--haploid setting less sensitive than default
NatPRoach opened this issue · 3 comments
Hello,
I'm not sure if this is intended behavior, but the --haploid
flag appears to be significantly less sensitive at detecting variants than the default setting. Looking at the code in call_var.py it appears to be because of this snippet:
if output_config.is_haploid_mode_enabled:
if (
is_hetero_SNP or is_hetero_ACGT_Ins or is_hetero_InsIns or
is_hetero_ACGT_Del or is_hetero_DelDel or is_insertion_and_deletion
):
return (
(True, False, False, False, False, False, False, False, False, False),
(reference_base_ACGT, reference_base_ACGT)
)
Which based on the later return statement in that function,
return (
(
is_reference, is_homo_SNP, is_hetero_SNP,
is_homo_insertion, is_hetero_ACGT_Ins, is_hetero_InsIns,
is_homo_deletion, is_hetero_ACGT_Del, is_hetero_DelDel,
is_insertion_and_deletion
),
(reference_base, alternate_base)
)
, seems to be returning that anytime there is a hetereozygous variant it defaults to reporting the reference variant when in --haploid
mode.
My expectation was that --haploid
mode would be more sensitive at detecting low frequency variants rather than defaulting to the reference more frequently.
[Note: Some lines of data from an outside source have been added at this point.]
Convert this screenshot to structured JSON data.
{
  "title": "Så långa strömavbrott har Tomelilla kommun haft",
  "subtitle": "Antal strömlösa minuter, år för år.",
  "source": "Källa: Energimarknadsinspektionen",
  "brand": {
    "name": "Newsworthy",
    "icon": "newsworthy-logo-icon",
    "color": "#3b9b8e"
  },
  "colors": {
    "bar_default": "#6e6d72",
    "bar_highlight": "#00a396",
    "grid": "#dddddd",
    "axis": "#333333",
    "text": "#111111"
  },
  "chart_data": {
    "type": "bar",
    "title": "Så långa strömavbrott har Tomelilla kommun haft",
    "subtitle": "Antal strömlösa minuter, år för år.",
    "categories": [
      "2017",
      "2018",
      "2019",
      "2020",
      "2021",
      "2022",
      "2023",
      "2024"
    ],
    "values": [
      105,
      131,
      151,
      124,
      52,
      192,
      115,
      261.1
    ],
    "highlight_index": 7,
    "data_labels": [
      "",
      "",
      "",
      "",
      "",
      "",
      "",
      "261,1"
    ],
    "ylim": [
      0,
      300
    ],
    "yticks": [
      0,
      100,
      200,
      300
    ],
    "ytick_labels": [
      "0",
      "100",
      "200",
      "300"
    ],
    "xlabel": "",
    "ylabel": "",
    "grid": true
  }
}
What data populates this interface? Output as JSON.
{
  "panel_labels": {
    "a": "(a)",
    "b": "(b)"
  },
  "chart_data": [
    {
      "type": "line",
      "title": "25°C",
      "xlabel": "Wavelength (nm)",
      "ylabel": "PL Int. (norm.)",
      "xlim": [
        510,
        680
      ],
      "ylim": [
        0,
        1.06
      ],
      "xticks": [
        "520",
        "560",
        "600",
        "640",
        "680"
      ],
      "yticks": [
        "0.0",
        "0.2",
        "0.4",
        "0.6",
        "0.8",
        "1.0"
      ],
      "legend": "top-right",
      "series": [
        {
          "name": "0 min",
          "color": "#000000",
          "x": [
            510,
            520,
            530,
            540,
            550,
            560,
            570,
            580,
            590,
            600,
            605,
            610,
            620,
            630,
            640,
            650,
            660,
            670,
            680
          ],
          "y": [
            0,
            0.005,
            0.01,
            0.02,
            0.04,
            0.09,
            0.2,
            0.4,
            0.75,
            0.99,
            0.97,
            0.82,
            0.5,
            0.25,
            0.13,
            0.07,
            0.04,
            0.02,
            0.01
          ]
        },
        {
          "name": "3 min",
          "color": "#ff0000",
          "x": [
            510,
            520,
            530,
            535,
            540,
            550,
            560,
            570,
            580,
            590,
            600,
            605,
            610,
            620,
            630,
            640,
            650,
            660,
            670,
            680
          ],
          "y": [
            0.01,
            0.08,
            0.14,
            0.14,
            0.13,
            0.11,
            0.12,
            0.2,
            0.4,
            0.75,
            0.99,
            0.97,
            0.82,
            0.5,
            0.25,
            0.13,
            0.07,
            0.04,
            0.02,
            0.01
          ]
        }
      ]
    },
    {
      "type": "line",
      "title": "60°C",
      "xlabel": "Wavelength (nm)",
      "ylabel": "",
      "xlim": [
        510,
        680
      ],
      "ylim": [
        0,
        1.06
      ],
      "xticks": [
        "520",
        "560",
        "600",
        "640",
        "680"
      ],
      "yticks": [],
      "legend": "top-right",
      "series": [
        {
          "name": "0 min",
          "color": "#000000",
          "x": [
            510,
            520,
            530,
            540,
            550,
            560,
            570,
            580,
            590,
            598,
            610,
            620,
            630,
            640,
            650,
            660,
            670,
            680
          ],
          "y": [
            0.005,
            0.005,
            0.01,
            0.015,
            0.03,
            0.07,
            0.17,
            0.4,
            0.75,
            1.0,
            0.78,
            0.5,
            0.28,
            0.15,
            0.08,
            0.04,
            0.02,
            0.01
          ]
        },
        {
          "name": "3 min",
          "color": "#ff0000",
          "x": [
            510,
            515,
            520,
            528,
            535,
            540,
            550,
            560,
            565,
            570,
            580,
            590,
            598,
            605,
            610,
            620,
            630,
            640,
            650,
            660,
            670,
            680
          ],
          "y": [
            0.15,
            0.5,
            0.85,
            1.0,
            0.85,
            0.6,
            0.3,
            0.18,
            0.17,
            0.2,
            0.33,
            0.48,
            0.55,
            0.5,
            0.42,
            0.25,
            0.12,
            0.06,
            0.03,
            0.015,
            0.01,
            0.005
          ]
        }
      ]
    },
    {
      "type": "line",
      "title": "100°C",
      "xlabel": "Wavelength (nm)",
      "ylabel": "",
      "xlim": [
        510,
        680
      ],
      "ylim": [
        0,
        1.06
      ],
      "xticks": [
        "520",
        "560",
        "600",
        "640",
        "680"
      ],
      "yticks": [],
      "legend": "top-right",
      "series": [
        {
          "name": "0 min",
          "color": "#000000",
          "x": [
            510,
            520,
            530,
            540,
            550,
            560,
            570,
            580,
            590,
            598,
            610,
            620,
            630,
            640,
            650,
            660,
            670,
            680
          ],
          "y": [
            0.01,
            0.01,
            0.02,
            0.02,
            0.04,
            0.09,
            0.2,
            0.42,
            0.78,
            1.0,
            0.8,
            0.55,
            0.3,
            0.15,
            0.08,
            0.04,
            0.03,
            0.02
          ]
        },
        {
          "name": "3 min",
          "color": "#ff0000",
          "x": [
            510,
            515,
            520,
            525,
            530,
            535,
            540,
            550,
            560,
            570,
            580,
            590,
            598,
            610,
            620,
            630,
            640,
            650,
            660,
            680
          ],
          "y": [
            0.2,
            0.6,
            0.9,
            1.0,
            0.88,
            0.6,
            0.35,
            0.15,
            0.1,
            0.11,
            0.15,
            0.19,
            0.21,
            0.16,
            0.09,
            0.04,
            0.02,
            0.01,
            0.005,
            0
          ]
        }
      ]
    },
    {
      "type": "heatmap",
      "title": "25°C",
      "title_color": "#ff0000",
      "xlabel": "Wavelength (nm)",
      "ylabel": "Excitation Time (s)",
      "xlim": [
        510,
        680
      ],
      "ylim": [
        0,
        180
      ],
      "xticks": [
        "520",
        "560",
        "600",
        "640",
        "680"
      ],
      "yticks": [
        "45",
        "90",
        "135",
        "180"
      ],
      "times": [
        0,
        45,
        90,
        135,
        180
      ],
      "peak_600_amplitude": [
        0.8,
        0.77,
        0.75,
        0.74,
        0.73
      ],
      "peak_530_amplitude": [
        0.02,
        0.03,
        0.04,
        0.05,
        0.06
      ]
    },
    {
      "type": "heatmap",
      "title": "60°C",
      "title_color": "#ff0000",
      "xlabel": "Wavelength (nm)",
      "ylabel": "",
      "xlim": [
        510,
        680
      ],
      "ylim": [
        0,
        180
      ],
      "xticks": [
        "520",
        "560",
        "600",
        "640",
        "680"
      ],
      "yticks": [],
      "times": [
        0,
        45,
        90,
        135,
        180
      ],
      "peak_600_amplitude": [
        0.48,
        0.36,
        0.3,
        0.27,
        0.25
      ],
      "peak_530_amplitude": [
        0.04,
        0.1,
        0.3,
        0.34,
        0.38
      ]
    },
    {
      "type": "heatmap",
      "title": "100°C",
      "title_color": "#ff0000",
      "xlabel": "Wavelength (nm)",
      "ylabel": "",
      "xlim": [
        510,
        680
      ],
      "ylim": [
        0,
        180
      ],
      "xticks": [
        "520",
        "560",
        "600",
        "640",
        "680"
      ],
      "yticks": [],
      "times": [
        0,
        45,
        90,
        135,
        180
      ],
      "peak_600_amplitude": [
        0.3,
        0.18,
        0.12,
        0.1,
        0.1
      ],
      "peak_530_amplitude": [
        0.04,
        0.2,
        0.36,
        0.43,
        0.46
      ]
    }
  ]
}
If this is intended behavior it may be worth clarifying what --haploid
mode is doing behind the scenes and what assumptions it's making in the --help
statement.
Thanks!
Thanks for the suggestion. Maybe I should provide two modes, --haploid_sensitive
and --haploid_accurate
.
Two new modes added. --haploid_precision
will consider heterozygous alike positions as non-variant.--haploid_sensitive
will consider heterozygous alike positions as variant.
Awesome, thanks for the quick turn around on this!